Quasi-Monte Carlo methods are definitely not popular within the (mainstream) statistical community, despite regular attempts by respected researchers like Art Owen and Pierre L’Écuyer to induce more use of those methods. It is thus to be hoped that the current attempt will be more successful, it being Read to the Royal Statistical Society being a major step towards a wide diffusion. I am looking forward to the collection of discussions that will result from the incoming afternoon (and bemoan once again having to miss it!).

“It is also the resampling step that makes the introduction of QMC into SMC sampling non-trivial.” (p.3)

At a mathematical level, the fact that randomised low discrepancy sequences produce both unbiased estimators and error rates of order

$\mathfrak{O}(N^{-1}\log(N)^{d-}) \text{ at cost } \mathfrak{O}(N\log(N))$

means that randomised quasi-Monte Carlo methods should always be used, instead of regular Monte Carlo methods! So why is it not always used?! The difficulty stands [I think] in expressing the Monte Carlo estimators in terms of a deterministic function of a fixed number of uniforms (and possibly of past simulated values). At least this is why I never attempted at crossing the Rubicon into the quasi-Monte Carlo realm… And maybe also why the step had to appear in connection with particle filters, which can be seen as dynamic importance sampling methods and hence enjoy a local iid-ness that relates better to quasi-Monte Carlo integrators than single-chain MCMC algorithms.  For instance, each resampling step in a particle filter consists in a repeated multinomial generation, hence should have been turned into quasi-Monte Carlo ages ago. (However, rather than the basic solution drafted in Table 2, lower variance solutions like systematic and residual sampling have been proposed in the particle literature and I wonder if any of these is a special form of quasi-Monte Carlo.) In the present setting, the authors move further and apply quasi-Monte Carlo to the particles themselves. However, they still assume the deterministic transform

$\mathbf{x}_t^n = \Gamma_t(\mathbf{x}_{t-1}^n,\mathbf{u}_{t}^n)$

which the q-block on which I stumbled each time I contemplated quasi-Monte Carlo… So the fundamental difficulty with the whole proposal is that the generation from the Markov proposal

$m_t(\tilde{\mathbf{x}}_{t-1}^n,\cdot)$

has to be of the above form. Is the strength of this assumption discussed anywhere in the paper? All baseline distributions there are normal. And in the case it does not easily apply, what would the gain bw in only using the second step (i.e., quasi-Monte Carlo-ing the multinomial simulation from the empirical cdf)? In a sequential setting with unknown parameters θ, the transform is modified each time θ is modified and I wonder at the impact on computing cost if the inverse cdf is not available analytically. And I presume simulating the θ’s cannot benefit from quasi-Monte Carlo improvements.

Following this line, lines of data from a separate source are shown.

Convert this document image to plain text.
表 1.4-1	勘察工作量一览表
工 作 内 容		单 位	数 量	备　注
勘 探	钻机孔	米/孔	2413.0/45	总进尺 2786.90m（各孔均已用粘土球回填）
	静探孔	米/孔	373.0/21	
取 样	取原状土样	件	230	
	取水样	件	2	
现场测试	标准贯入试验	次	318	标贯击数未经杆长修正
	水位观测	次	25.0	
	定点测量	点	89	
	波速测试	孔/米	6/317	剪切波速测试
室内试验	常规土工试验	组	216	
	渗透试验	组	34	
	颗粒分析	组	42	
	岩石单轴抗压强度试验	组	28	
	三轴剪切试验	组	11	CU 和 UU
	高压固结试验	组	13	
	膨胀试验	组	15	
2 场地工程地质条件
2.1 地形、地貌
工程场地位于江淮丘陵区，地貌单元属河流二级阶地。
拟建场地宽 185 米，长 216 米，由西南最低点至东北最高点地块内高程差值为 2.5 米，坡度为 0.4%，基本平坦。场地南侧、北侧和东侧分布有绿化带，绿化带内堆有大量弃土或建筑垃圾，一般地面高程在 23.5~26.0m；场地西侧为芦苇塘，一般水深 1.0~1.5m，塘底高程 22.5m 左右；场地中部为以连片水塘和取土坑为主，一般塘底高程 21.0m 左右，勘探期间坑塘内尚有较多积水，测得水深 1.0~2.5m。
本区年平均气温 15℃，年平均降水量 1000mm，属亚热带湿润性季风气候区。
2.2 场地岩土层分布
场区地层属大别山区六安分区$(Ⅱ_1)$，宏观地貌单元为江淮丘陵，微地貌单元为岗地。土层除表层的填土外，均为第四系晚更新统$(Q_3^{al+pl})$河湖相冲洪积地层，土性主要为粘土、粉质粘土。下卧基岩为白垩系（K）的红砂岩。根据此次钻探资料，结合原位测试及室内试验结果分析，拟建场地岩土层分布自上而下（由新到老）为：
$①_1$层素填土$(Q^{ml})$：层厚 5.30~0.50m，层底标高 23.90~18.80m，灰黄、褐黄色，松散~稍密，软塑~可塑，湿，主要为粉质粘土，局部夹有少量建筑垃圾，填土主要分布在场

The paper obviously cannot get into every detail, obviously, but I would also welcome indications on the cost of deriving the Hilbert curve, in particular in connection with the dimension d as it has to separate all of the N particles, and on the stopping rule on m that means only Hm is used.

Another question stands with the multiplicity of low discrepancy sequences and their impact on the overall convergence. If Art Owen’s (1997) nested scrambling leads to the best rate, as implied by Theorem 7, why should we ever consider another choice?

In connection with Lemma 1 and the sequential quasi-Monte Carlo approximation of the evidence, I wonder at any possible Rao-Blackwellisation using all proposed moves rather than only those accepted. I mean, from a quasi-Monte Carlo viewpoint, is Rao-Blackwellisation easier and is it of any significant interest?

What are the computing costs and gains for forward and backward sampling? They are not discussed there. I also fail to understand the trick at the end of 4.2.1, using SQMC on a single vector instead of (t+1) of them. Again assuming inverse cdfs are available? Any connection with the Polson et al.’s particle learning literature?

Last questions: what is the (learning) effort for lazy me to move to SQMC? Any hope of stepping outside particle filtering?